Herndon called the case a "procedural mess." He criticized the Nevada Attorney General's Office, which is representing the Nevada Transportation Authority, for pursuing the case in multiple jurisdictions in search of a favorable ruling.
"You as much said ... that as soon as some court would stop Uber's operations you would dismiss the other (cases)," Herndon said.
Herndon set a hearing for Friday at 9 a.m. to possibly reschedule the preliminary injunction that was supposed to take place today.
Key in deciding which county the Uber court case will take place in is which jurisdiction the case was filed in first.
That determination could ultimately be made by the Nevada Supreme Court after attorneys for Uber filed a writ challenging a ruling by District Court Judge Scott Freeman last week that the case should proceed in Washoe County.
Clark County District Court Judge Herndon disagreed Monday and laid out a timeline that he says shows the case belongs in his courtroom.
Uber launched in Las Vegas Oct. 24 but was met with swift action by taxicab regulators, who cited dozens of Uber drivers with illegally offering rides for hire.

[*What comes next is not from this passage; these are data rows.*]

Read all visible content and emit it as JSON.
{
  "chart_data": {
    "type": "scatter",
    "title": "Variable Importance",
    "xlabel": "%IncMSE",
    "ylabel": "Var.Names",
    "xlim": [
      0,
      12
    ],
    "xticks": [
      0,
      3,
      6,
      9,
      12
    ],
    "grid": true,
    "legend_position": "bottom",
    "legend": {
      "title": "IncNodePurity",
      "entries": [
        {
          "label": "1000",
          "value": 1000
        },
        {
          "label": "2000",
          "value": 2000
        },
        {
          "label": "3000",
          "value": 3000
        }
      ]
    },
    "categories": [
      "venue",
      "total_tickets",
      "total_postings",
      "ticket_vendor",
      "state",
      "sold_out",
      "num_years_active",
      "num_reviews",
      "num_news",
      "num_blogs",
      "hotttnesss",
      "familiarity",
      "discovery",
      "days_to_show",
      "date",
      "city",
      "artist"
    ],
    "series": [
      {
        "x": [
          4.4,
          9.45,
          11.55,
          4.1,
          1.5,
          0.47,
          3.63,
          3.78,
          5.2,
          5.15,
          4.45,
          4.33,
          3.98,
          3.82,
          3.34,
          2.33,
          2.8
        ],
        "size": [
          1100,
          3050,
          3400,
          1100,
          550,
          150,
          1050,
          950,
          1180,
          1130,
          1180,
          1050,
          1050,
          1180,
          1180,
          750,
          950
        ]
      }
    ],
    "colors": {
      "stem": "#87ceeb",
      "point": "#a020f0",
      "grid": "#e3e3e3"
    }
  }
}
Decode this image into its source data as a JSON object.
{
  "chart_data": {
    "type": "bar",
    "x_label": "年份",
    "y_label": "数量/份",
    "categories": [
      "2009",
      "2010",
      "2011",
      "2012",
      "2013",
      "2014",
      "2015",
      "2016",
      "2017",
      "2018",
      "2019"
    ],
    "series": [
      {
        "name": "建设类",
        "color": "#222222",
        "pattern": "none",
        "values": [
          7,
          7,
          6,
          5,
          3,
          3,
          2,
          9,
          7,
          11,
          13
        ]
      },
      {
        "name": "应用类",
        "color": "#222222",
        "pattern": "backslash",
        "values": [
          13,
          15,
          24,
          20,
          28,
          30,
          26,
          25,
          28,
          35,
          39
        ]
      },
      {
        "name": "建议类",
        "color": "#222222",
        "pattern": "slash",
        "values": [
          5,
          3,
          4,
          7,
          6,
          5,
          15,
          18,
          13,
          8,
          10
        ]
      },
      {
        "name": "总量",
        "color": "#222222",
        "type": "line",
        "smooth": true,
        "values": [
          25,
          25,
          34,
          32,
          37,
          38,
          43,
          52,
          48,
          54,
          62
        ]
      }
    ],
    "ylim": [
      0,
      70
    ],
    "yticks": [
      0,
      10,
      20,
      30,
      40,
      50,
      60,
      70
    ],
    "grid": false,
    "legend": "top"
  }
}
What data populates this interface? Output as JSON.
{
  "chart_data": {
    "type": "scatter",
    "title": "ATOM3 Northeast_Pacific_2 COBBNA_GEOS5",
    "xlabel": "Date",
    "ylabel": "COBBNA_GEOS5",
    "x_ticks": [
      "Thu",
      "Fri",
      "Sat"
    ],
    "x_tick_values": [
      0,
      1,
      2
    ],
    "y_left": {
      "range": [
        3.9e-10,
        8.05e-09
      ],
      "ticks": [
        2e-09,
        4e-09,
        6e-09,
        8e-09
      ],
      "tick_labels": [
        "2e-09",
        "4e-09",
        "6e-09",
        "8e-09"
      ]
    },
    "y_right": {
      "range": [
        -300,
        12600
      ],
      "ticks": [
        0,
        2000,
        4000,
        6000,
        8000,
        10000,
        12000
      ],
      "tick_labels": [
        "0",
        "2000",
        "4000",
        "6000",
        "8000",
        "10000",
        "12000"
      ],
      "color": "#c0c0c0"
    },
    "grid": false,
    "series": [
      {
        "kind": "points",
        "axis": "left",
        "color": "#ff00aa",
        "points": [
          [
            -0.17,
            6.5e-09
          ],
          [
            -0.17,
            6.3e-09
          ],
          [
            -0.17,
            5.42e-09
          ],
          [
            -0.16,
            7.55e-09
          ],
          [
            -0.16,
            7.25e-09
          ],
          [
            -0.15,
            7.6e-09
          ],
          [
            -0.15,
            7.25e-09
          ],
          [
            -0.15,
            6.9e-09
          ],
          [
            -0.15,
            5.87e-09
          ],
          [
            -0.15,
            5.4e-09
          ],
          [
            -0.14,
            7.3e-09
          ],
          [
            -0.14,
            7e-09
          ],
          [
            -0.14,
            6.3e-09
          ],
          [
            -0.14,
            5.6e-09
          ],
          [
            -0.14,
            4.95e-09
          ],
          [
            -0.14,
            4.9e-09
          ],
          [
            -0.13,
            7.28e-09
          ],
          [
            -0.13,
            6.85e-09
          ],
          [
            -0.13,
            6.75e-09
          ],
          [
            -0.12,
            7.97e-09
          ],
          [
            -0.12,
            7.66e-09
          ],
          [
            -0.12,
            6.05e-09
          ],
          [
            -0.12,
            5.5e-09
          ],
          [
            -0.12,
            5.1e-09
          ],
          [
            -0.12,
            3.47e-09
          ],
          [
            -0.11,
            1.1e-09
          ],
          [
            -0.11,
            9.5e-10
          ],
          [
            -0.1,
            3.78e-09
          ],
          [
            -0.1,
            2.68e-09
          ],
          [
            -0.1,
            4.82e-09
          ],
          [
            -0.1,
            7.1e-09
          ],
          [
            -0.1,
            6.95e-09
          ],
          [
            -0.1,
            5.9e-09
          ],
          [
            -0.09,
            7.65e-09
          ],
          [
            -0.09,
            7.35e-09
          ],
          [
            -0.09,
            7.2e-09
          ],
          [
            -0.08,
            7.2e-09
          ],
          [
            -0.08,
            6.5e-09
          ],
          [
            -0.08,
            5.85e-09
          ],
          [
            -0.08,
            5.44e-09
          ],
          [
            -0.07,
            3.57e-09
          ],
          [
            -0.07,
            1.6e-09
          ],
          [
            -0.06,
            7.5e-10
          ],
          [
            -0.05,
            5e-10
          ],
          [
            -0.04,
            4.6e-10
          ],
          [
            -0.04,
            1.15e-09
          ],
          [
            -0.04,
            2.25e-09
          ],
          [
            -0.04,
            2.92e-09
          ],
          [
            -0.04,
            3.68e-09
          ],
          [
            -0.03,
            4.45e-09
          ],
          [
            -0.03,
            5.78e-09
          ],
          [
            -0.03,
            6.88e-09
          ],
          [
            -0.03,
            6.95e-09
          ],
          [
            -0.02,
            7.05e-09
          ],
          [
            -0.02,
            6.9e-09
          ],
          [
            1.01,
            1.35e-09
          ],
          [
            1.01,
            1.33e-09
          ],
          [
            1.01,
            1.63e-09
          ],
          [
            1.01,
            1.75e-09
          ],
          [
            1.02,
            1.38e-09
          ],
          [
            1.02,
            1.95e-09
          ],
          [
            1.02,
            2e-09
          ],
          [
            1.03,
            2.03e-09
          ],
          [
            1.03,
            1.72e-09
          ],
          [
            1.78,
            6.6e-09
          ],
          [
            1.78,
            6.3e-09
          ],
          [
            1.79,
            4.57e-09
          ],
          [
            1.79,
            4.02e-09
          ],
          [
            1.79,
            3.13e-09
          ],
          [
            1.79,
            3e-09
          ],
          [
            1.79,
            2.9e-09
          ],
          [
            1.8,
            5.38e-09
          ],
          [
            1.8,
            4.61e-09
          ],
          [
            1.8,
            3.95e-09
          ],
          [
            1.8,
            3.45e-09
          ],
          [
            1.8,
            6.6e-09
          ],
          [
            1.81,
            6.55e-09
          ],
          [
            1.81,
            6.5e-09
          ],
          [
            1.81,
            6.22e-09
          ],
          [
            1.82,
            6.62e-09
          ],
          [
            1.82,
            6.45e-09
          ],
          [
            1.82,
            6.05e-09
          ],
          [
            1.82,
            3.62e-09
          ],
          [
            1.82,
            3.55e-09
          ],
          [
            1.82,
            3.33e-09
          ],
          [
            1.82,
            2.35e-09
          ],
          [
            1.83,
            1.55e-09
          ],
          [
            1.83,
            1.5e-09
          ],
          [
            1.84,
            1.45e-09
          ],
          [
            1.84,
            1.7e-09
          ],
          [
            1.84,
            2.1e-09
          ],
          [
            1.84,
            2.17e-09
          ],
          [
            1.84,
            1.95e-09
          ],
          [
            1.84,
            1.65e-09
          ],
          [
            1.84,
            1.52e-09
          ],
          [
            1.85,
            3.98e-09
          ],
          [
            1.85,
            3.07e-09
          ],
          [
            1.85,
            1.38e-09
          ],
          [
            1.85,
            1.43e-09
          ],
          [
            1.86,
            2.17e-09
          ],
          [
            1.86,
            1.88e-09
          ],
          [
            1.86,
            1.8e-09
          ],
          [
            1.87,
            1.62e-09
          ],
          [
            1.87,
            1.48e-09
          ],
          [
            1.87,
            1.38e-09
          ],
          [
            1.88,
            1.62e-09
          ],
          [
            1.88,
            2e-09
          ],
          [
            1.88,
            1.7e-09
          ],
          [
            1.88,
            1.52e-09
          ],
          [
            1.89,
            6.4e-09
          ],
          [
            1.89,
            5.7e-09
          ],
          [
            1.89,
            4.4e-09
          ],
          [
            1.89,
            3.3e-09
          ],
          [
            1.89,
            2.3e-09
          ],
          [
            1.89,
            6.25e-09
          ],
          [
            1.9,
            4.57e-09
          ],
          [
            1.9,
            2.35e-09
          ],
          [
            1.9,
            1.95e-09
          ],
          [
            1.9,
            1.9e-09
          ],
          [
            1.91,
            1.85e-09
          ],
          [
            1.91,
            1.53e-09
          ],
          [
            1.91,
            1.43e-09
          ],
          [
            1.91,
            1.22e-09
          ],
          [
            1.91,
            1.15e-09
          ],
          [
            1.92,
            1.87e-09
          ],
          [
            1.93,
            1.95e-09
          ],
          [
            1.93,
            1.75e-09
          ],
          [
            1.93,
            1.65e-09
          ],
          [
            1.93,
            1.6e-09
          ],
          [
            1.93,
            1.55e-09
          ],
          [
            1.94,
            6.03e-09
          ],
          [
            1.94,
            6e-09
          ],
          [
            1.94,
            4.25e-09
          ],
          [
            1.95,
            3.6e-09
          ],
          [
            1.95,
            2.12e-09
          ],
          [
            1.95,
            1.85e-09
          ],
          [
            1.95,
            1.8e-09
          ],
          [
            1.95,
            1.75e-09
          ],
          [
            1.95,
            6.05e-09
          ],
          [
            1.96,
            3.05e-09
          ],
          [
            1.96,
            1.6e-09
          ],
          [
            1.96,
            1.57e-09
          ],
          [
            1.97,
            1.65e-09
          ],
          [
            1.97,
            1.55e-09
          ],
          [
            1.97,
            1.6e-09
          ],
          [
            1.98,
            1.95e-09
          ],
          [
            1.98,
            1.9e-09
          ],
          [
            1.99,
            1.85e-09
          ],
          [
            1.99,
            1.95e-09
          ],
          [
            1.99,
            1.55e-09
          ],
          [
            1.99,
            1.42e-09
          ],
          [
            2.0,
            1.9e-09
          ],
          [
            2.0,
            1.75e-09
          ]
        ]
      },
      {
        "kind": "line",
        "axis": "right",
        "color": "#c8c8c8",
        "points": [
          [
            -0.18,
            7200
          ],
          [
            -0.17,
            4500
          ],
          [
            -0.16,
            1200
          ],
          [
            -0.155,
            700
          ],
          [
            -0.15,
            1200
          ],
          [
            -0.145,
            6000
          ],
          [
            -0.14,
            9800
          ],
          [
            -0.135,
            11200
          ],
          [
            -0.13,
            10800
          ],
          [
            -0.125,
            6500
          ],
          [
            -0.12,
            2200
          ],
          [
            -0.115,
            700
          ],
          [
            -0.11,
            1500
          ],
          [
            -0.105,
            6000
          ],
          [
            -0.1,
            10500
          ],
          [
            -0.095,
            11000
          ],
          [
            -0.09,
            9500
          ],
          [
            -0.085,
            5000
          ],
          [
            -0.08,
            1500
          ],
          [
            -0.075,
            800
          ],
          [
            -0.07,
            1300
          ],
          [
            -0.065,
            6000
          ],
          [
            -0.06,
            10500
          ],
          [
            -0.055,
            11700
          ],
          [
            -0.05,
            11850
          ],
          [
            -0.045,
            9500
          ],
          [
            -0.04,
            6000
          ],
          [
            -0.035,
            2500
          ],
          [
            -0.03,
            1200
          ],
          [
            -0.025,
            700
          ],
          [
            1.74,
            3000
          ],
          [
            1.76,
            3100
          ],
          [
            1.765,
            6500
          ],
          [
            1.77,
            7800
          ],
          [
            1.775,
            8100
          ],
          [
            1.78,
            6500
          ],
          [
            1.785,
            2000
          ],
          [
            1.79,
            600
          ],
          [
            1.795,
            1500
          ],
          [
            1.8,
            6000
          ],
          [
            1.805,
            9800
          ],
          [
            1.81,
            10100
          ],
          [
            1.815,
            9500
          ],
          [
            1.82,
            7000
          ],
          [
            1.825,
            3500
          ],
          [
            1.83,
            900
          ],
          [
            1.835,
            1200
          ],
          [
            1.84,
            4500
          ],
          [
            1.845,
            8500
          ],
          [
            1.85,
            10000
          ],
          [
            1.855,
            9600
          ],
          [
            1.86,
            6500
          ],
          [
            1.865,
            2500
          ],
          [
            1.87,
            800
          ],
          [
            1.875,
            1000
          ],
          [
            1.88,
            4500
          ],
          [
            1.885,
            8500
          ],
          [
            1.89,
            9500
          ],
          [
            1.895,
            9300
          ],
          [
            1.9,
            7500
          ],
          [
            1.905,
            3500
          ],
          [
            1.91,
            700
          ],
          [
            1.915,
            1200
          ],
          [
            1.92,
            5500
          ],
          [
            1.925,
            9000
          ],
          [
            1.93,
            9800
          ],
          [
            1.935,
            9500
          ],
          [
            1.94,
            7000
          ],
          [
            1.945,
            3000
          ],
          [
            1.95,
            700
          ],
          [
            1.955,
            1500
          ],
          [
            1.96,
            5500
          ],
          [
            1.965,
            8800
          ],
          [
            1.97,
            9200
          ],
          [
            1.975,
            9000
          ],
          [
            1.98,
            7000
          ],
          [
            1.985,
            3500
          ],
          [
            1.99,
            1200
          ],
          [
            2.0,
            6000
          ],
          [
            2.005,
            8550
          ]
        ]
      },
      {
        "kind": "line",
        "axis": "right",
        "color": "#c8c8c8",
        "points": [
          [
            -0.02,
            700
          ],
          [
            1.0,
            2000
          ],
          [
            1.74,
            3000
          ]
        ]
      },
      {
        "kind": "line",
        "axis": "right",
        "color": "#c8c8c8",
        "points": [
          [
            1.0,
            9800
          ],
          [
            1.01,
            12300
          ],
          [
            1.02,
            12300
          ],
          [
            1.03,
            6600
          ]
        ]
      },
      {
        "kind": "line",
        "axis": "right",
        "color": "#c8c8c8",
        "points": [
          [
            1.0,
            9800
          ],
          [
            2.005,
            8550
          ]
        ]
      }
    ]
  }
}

Taxicab regulators say Uber is violating Nevada law by operating a for-hire transportation company without obtaining the required Certificate of Public Convenience and Necessity. Without the certificate, Uber drivers are considered unlicensed operators and are subject to punishment.
Uber has maintained that it is not a transportation company but a technology platform that connects riders with an independent network of drivers. The drivers use their own vehicles to deliver the rides, which are ordered through a smartphone app.
Herndon denied a request for a temporary restraining order against Uber on Oct. 29 but did not rule on the legality of its services.